I’m trying to compare my results to existing ChIP-seq data – I need to continue doing ChIP-seq, right?
Although ChIP-seq and CUT&RUN are distinct protocols, the raw sequencing data are similar, and are processed and visualized using the same tools. Comparing these data sets is straightforward and has been published multiple times in peer-reviewed studies5-8. Furthermore, analysis of ChIP-seq and CUT&RUN data from the same cell line and target show high concordance8. The main difference is that CUT&RUN data have much lower background and require 10-fold fewer cells and sequencing reads.
I already have a good ChIP-seq protocol and/or antibody that works – shouldn’t I stick with it?
Even the best ChIP-seq protocols require more time, cells, and sequencing compared to CUT&RUN. In addition, ChIP-seq is inherently low-throughput, expensive, and has high background – problems that are fully addressed by our CUTANA™ CUT&RUN assay workflow. CUT&RUN also requires minimal optimization for most targets and cell types, in stark contrast to the labor-intensive development of target and tissue-specific cross-linking, fragmentation, and IP conditions for ChIP-seq.
What about my antibody? It works so well in ChIP!
Antibody performance is not a good justification for selecting ChIP-seq. ChIP-grade antibodies are notoriously unreliable, especially for histone PTMs9. EpiCypher found that over 70% of antibodies to histone lysine methylation and acylation PTMs display unacceptable cross-reactivity and/or target efficiency (chromatinantibodies.com). This includes highly cited antibodies for H3K4me3, H3K9me3, H3K27ac, and H3K27me3 – some of the most well-studied marks in chromatin biology. Non-histone PTM targets, such as transcription factors, face similar challenges.
Note: EpiCypher has begun validating antibodies specifically for CUT&RUN applications. Our collection includes antibodies to histone PTMs, transcription factors, chromatin remodeling enzymes, reader proteins, writer enzymes, and more. Check out the list here and subscribe for updates!
You can’t sequence input samples in CUT&RUN (or CUT&Tag). How will I determine enrichment and/or examine nonspecific background?
We recommend running a negative control reaction using an antibody to IgG. IgG is an excellent control for monitoring background and/or nonspecific signal in open chromatin.
To call peaks and determine enrichment, EpiCypher routinely uses MACS210 and SICER11, peak calling programs for ChIP-seq that work well for CUT&RUN12. SICER can be adjusted for analysis of sharp enrichment peaks (e.g. H3K4me3) vs. broad areas of enrichment (e.g. H3K27me3)13. Other options include SEACR14, a peak caller designed for CUT&RUN data, and the CUT&RUNTools 2.0 pipeline, which is designed for CUT&RUN and CUT&Tag data, including analysis of single cells15. It is recommended to test several programs and select the one that faithfully represents the target of interest. See the CUTANA™ CUT&RUN Kit Manual (FAQs section) for more information.
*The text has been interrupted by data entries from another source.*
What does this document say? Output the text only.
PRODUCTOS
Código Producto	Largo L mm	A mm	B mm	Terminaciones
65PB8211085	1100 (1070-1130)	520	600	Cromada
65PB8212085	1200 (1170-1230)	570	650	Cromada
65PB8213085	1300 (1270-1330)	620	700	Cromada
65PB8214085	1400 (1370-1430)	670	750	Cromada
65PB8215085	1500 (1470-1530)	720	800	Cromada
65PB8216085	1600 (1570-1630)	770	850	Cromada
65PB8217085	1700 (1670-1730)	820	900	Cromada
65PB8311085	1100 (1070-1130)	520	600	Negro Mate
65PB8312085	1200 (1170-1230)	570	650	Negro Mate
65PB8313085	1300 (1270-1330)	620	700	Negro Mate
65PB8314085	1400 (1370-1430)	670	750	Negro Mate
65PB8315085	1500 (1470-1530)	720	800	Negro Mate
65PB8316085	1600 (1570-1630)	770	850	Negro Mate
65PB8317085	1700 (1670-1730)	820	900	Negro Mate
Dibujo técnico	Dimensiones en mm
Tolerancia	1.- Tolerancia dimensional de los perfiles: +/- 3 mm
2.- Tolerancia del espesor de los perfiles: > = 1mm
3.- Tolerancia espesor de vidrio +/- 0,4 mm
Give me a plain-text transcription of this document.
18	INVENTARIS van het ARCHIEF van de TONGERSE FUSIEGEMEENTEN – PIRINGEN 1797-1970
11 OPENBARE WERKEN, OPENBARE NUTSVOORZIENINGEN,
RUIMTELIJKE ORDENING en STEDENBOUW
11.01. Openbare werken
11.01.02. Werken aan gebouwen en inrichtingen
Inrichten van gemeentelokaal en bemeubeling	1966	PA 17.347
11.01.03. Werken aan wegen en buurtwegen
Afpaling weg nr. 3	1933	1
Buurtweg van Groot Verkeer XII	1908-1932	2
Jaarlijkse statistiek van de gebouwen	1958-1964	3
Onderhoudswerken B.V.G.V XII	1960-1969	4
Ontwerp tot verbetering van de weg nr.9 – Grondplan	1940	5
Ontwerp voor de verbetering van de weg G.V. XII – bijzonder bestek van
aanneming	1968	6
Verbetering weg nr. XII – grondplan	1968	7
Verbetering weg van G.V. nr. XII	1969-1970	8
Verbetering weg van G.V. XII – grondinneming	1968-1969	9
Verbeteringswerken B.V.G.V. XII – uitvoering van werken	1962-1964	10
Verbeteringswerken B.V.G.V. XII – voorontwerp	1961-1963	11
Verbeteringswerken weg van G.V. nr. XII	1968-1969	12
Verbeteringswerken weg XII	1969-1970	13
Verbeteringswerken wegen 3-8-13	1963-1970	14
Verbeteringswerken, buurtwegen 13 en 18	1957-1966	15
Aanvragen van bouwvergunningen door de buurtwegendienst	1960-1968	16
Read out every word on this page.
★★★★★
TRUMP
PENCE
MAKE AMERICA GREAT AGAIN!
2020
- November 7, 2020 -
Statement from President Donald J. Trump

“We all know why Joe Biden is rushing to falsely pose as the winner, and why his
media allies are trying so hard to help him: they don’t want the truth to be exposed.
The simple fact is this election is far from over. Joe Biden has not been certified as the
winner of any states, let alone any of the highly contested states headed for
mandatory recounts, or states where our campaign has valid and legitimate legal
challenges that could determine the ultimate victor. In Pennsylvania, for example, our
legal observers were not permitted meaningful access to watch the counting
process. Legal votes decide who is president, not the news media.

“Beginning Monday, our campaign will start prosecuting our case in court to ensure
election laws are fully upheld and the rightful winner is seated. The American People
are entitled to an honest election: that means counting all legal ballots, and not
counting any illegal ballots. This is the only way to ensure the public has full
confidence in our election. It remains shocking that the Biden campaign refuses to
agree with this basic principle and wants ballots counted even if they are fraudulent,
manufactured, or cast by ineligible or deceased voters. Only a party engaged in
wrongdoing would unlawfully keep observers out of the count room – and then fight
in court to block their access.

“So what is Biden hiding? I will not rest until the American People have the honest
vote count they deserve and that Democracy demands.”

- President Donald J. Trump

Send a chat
Key Point 2: Consider CUT&RUN the “all-purpose” chromatin mapping assay
CUT&RUN is the ideal assay for most epigenomic mapping experiments. It provides a good balance between cell requirements, target compatibility (Figure 3), throughput, and sequencing costs. The protocol is simple enough to be adapted in both new and expert-level labs and is made even easier with the development of CUTANA™ CUT&RUN Kits.
Below we outline the advantages of CUT&RUN vs. ChIP-seq, step-by-step. We also include comparisons with CUT&Tag where appropriate.
- High-resolution data for diverse targets: CUT&RUN is compatible with histone PTMs and chromatin-associated proteins, including transcription factors, epigenetic readers, writers, and erasers (Figure 3). CUT&RUN also generates robust profiles for chromatin remodeling enzymes, which have been difficult to profile using ChIP-seq – underscoring another key advantage of CUT&RUN.